The Obama administration is proposing "a new $500 million investment to increase access to mental health care," saying, "We must continue to remove the stigma around mental illness and its treatment—and make sure that these individuals and their families know they are not alone." At the same time, it is reinforcing that stigma by assuming that people forced to undergo psychiatric treatment can never be trusted with a gun. Obama wants to beef up the federal government's list of "people prohibited from possessing a gun for specific mental health reasons." Those reasons include court-ordered psychiatric treatment, even when the justification is protecting a purportedly suicidal person from himself.
A federal appeals court cast doubt on the constitutionality of that policy in a 2014 case involving a 73-year-old man who was barred from buying a gun because he had been forced to undergo psychiatric treatment decades before after an emotionally devastating divorce. His daughters were concerned that he might be suicidal, and a court ruled that he posed a threat to himself. Since then, he has not experienced any more bouts of depression. A psychologist who evaluated him in 2012 found no evidence of mental illness and concluded that the 1985 incident "appeared to be a brief reactive depressive episode in response to his wife divorcing him." Yet under 18 USC 922(g)(4), that one incident barred him from ever owning a gun.
Obama also wants the government's database to include people who receive disability benefits from the Social Security Administration and are deemed "unable to manage those benefits because of their mental impairment." In practice, that could mean that any recipient assisted by a fiduciary (a.k.a. representative payee) would lose his Second Amendment rights, even though the fact that someone needs help with financial matters does not necessarily mean he is incapable of being a responsible gun owner. As with mental health treatment, such a policy could discourage SSDI recipients who need help from asking for it, since they could lose their guns as a result.
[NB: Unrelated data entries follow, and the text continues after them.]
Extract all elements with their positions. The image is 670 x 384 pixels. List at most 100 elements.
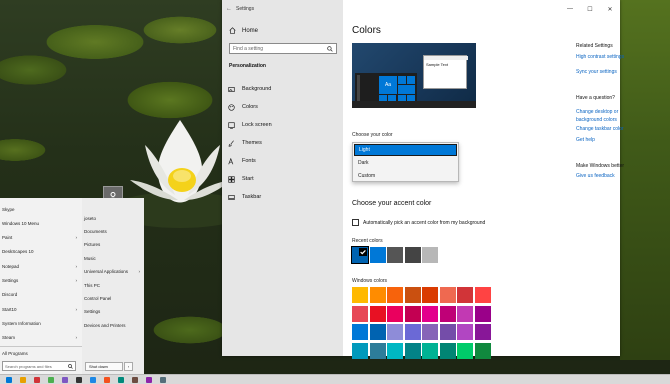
windows-color-swatch[interactable] (457, 342, 473, 359)
start-menu-place-item[interactable]: Music (84, 252, 142, 264)
windows-color-swatch[interactable] (404, 342, 421, 359)
shutdown-options-button[interactable]: › (124, 362, 133, 371)
windows-color-swatch[interactable] (369, 287, 386, 303)
windows-color-swatch[interactable] (457, 287, 473, 303)
windows-color-swatch[interactable] (474, 324, 491, 340)
nav-item-fonts[interactable]: Fonts (222, 155, 343, 167)
start-menu-place-item[interactable]: Devices and Printers (84, 319, 142, 331)
place-label: Control Panel (84, 295, 112, 301)
start-menu-program-item[interactable]: Notepad › (2, 259, 80, 273)
windows-color-swatch[interactable] (404, 324, 421, 340)
start-menu-place-item[interactable]: Documents (84, 225, 142, 237)
windows-color-swatch[interactable] (387, 305, 403, 322)
auto-accent-checkbox-row[interactable]: Automatically pick an accent color from … (352, 219, 485, 226)
start-menu-program-item[interactable]: System Information (2, 316, 80, 330)
windows-color-swatch[interactable] (439, 324, 456, 340)
windows-color-swatch[interactable] (352, 287, 368, 303)
back-arrow-icon[interactable]: ← (222, 6, 236, 12)
windows-color-swatch[interactable] (369, 324, 386, 340)
recent-color-swatch[interactable] (422, 247, 438, 263)
find-setting-input[interactable]: Find a setting (229, 43, 337, 54)
start-menu-program-item[interactable]: Settings › (2, 274, 80, 288)
change-desktop-colors-link[interactable]: Change desktop or background colors (576, 108, 634, 124)
auto-accent-label: Automatically pick an accent color from … (363, 219, 486, 226)
windows-color-swatch[interactable] (474, 287, 491, 303)
auto-accent-checkbox[interactable] (352, 219, 359, 226)
taskbar-app-icon[interactable] (76, 377, 82, 383)
start-menu-place-item[interactable]: Control Panel (84, 292, 142, 304)
taskbar-app-icon[interactable] (160, 377, 166, 383)
color-mode-dropdown[interactable]: Light Dark Custom (352, 142, 459, 182)
windows-color-swatch[interactable] (422, 324, 438, 340)
taskbar-app-icon[interactable] (34, 377, 40, 383)
taskbar-app-icon[interactable] (132, 377, 138, 383)
windows-color-swatch[interactable] (422, 305, 438, 322)
change-taskbar-color-link[interactable]: Change taskbar color (576, 126, 624, 132)
nav-item-taskbar[interactable]: Taskbar (222, 191, 343, 203)
recent-color-swatch[interactable] (351, 246, 369, 264)
windows-color-swatch[interactable] (404, 287, 421, 303)
windows-color-swatch[interactable] (369, 305, 386, 322)
nav-item-start[interactable]: Start (222, 173, 343, 185)
windows-color-swatch[interactable] (352, 305, 368, 322)
windows-color-swatch[interactable] (387, 324, 403, 340)
start-menu-program-item[interactable]: DeskScapes 10 (2, 245, 80, 259)
feedback-link[interactable]: Give us feedback (576, 173, 615, 179)
start-menu-program-item[interactable]: Skype (2, 202, 80, 216)
windows-color-swatch[interactable] (369, 342, 386, 359)
start-menu-place-item[interactable]: Universal Applications › (84, 266, 142, 278)
start-menu-place-item[interactable]: This PC (84, 279, 142, 291)
start-menu-program-item[interactable]: Paint › (2, 231, 80, 245)
all-programs-button[interactable]: All Programs (2, 346, 80, 360)
taskbar-app-icon[interactable] (146, 377, 152, 383)
nav-item-lock-screen[interactable]: Lock screen (222, 119, 343, 131)
windows-color-swatch[interactable] (387, 342, 403, 359)
windows-color-swatch[interactable] (422, 342, 438, 359)
windows-color-swatch[interactable] (457, 305, 473, 322)
windows-color-swatch[interactable] (387, 287, 403, 303)
recent-color-swatch[interactable] (387, 247, 403, 263)
shutdown-button[interactable]: Shut down (85, 362, 123, 371)
start-menu-program-item[interactable]: Discord (2, 288, 80, 302)
taskbar-app-icon[interactable] (118, 377, 124, 383)
windows-color-swatch[interactable] (352, 324, 368, 340)
taskbar-app-icon[interactable] (6, 377, 12, 383)
taskbar-app-icon[interactable] (48, 377, 54, 383)
nav-home[interactable]: Home (229, 27, 258, 34)
nav-item-themes[interactable]: Themes (222, 137, 343, 149)
windows-color-swatch[interactable] (422, 287, 438, 303)
nav-item-colors[interactable]: Colors (222, 101, 343, 113)
taskbar-app-icon[interactable] (20, 377, 26, 383)
start-menu-program-item[interactable]: Start10 › (2, 302, 80, 316)
start-menu-place-item[interactable]: Pictures (84, 239, 142, 251)
windows-color-swatch[interactable] (352, 342, 368, 359)
taskbar-app-icon[interactable] (90, 377, 96, 383)
color-option-dark[interactable]: Dark (354, 157, 457, 169)
windows-color-swatch[interactable] (439, 287, 456, 303)
taskbar-app-icon[interactable] (62, 377, 68, 383)
windows-color-swatch[interactable] (439, 305, 456, 322)
windows-color-swatch[interactable] (439, 342, 456, 359)
start-menu-place-item[interactable]: joseto (84, 212, 142, 224)
color-option-custom[interactable]: Custom (354, 170, 457, 182)
recent-color-swatch[interactable] (369, 247, 386, 263)
start-menu-program-item[interactable]: Steam › (2, 331, 80, 345)
windows-colors-label: Windows colors (352, 278, 388, 284)
windows-color-swatch[interactable] (474, 342, 491, 359)
place-label: Documents (84, 228, 107, 234)
sync-settings-link[interactable]: Sync your settings (576, 69, 617, 75)
program-label: Steam (2, 335, 16, 341)
recent-color-swatch[interactable] (404, 247, 421, 263)
get-help-link[interactable]: Get help (576, 137, 595, 143)
windows-color-swatch[interactable] (404, 305, 421, 322)
start-search-input[interactable]: Search programs and files (2, 361, 76, 371)
color-option-light[interactable]: Light (354, 144, 457, 156)
windows-color-swatch[interactable] (474, 305, 491, 322)
start-menu-place-item[interactable]: Settings (84, 306, 142, 318)
high-contrast-link[interactable]: High contrast settings (576, 54, 624, 60)
windows-color-swatch[interactable] (457, 324, 473, 340)
nav-item-background[interactable]: Background (222, 83, 343, 95)
start-menu-program-item[interactable]: Windows 10 Menu (2, 216, 80, 230)
accent-color-title: Choose your accent color (352, 200, 432, 207)
taskbar-app-icon[interactable] (104, 377, 110, 383)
Critics of New York's SAFE Act, which requires mental health professionals to report anyone they deem "likely to engage in conduct that will cause serious harm to self or others," have raised similar concerns. "The threshold for reporting is so low," a Queens psychiatrist told The New York Times in 2014, "that it essentially advertises that psychiatrists are mandatory reporters for anybody who expresses any kind of dangerousness." In practice, since the county officials who review such reports have little incentive to second-guess them, clinicians have the power to disarm any patient they think might be a danger to himself or others, which is not exactly conducive to trust or candor.